Un’ulteriore differenza tra i due commi dell’articolo 9 Cost. può cogliersi sotto il profilo del rapporto delle singole disposizioni costituzionali rispetto al diritto di libertà artistica e scientifica (art. 33 Cost.). La disposizione contenuta nell’art. 9 Cost. deve essere correlata, infatti, con la norma di cui al 1° comma dell’art. 33 della Costituzione, secondo cui «l’arte e la scienza sono libere e libero ne è l’insegnamento». Tale precetto considera l’arte e la scienza come valore assoluto, che come tale non è passibile di essere condizionato dall’esterno, ma deve essere lasciato alle libere scelte dell’individuo, in quanto espressione della genialità umana e della personalità del singolo.
Sembra, dunque, emergere chiaramente dal testo costituzionale che la tutela dei beni culturali e dell’ambiente sia finalizzata all’arricchimento della personalità dell’individuo. Tale tutela non ha significato in sé, ma in quanto i beni culturali e le bellezze naturali sono un indispensabile strumento dell’arricchimento della persona e risultano finalizzati allo scopo di elevare il livello di civiltà dei componenti della società.
Per ciò che attiene il 1° comma dell’art. 9, questo, nell’attribuire alla ‘Repubblica’ compiti di promozione culturale, non consente (né presuppone) un’ingerenza del potere politico sulla spontanea evoluzione della vita culturale. Una siffatta interpretazione è, infatti, esclusa dall’art. 33 Cost., che tende proprio ad impedire la formazione di un’arte o di una scienza ‘di Stato’ e che, anzi, assicura una tutela ‘privilegiata’ alla libertà di manifestazione del pensiero in materia artistica e scientifica. Il dovere di promozione culturale non può, pertanto, tradursi in una pianificazione della cultura da parte dell’apparato pubblico, ma impone un’azione statale finalizzata alla realizzazione del valore della libertà dell’uomo in campo artistico.

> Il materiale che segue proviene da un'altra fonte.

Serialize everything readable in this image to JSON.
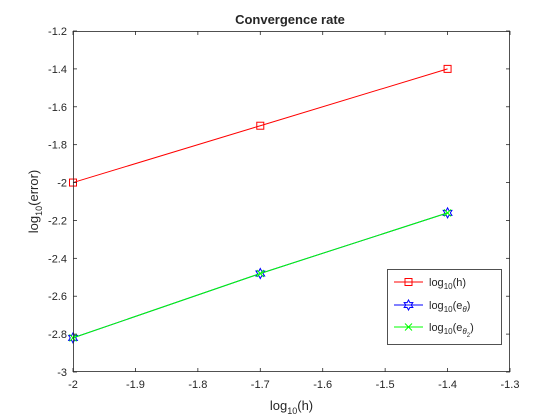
{
  "chart_data": {
    "type": "line",
    "title": "Convergence rate",
    "xlabel": {
      "base": "log",
      "sub": "10",
      "rest": "(h)"
    },
    "ylabel": {
      "base": "log",
      "sub": "10",
      "rest": "(error)"
    },
    "xlim": [
      -2,
      -1.3
    ],
    "ylim": [
      -3,
      -1.2
    ],
    "xticks": [
      -2,
      -1.9,
      -1.8,
      -1.7,
      -1.6,
      -1.5,
      -1.4,
      -1.3
    ],
    "xtick_labels": [
      "-2",
      "-1.9",
      "-1.8",
      "-1.7",
      "-1.6",
      "-1.5",
      "-1.4",
      "-1.3"
    ],
    "yticks": [
      -3,
      -2.8,
      -2.6,
      -2.4,
      -2.2,
      -2,
      -1.8,
      -1.6,
      -1.4,
      -1.2
    ],
    "ytick_labels": [
      "-3",
      "-2.8",
      "-2.6",
      "-2.4",
      "-2.2",
      "-2",
      "-1.8",
      "-1.6",
      "-1.4",
      "-1.2"
    ],
    "grid": false,
    "legend_position": "bottom-right",
    "series": [
      {
        "label": {
          "base": "log",
          "sub": "10",
          "inner": "h",
          "inner_sub": ""
        },
        "x": [
          -2,
          -1.7,
          -1.4
        ],
        "y": [
          -2,
          -1.7,
          -1.4
        ],
        "color": "#ff0000",
        "marker": "square"
      },
      {
        "label": {
          "base": "log",
          "sub": "10",
          "inner": "e",
          "inner_sub": "θ"
        },
        "x": [
          -2,
          -1.7,
          -1.4
        ],
        "y": [
          -2.82,
          -2.48,
          -2.16
        ],
        "color": "#0000ff",
        "marker": "hexagram"
      },
      {
        "label": {
          "base": "log",
          "sub": "10",
          "inner": "e",
          "inner_sub": "θ",
          "inner_sub_sub": "2"
        },
        "x": [
          -2,
          -1.7,
          -1.4
        ],
        "y": [
          -2.82,
          -2.48,
          -2.16
        ],
        "color": "#00ff00",
        "marker": "x"
      }
    ]
  }
}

Il Costituente ha, dunque, avvertito la necessità dell’intervento pubblico, inteso non come intervento ‘di parte’ o ‘politico’, ma come intervento ‘imparziale’ o ‘neutro’, in forza del quale l’incentivazione culturale dello Stato, per essere legittima, non deve essere tesa a soddisfare le esigenze politiche della maggioranza o a realizzare interessi economici, ma deve essere indirizzata prevalentemente a sostegno delle posizioni di minoranza.
Il fine perseguito dalla Costituzione è, dunque, la crescita del pluralismo culturale, in quanto strumento di sviluppo della personalità dei singoli e, quindi, della collettività.
Con la promozione della cultura le istituzioni si prefiggono «per l’appunto di formare cittadini colti e per colto deve intendersi anzitutto chi conservi una memoria storica del passato e sappia valutare criticamente l’epoca in cui vive». L’interesse costituzionalmente tutelato non è ravvisabile pertanto nel mero interesse alla cultura, ma nell’interesse all’identità culturale della Nazione.
Nell’art. 9 Cost., pertanto, il riferimento non sarebbe a cose, beni o interessi, ma ad una funzione culturale, da collegare alla formazione intellettuale dell’individuo attraverso processi educativi intesi in senso ampio, ove i beni costituiscono, dunque, strumento di cultura.
Nella Costituzione, dunque, la nozione di ‘cultura’ appare comprensiva non soltanto dei beni materiali, ma altresì dei valori incorporali che vanno tutti preservati e salvaguardati in quanto concorrono a mantenere l’identità delle diverse culture, regionali e locali, in cui si riassume l’identità culturale della Nazione.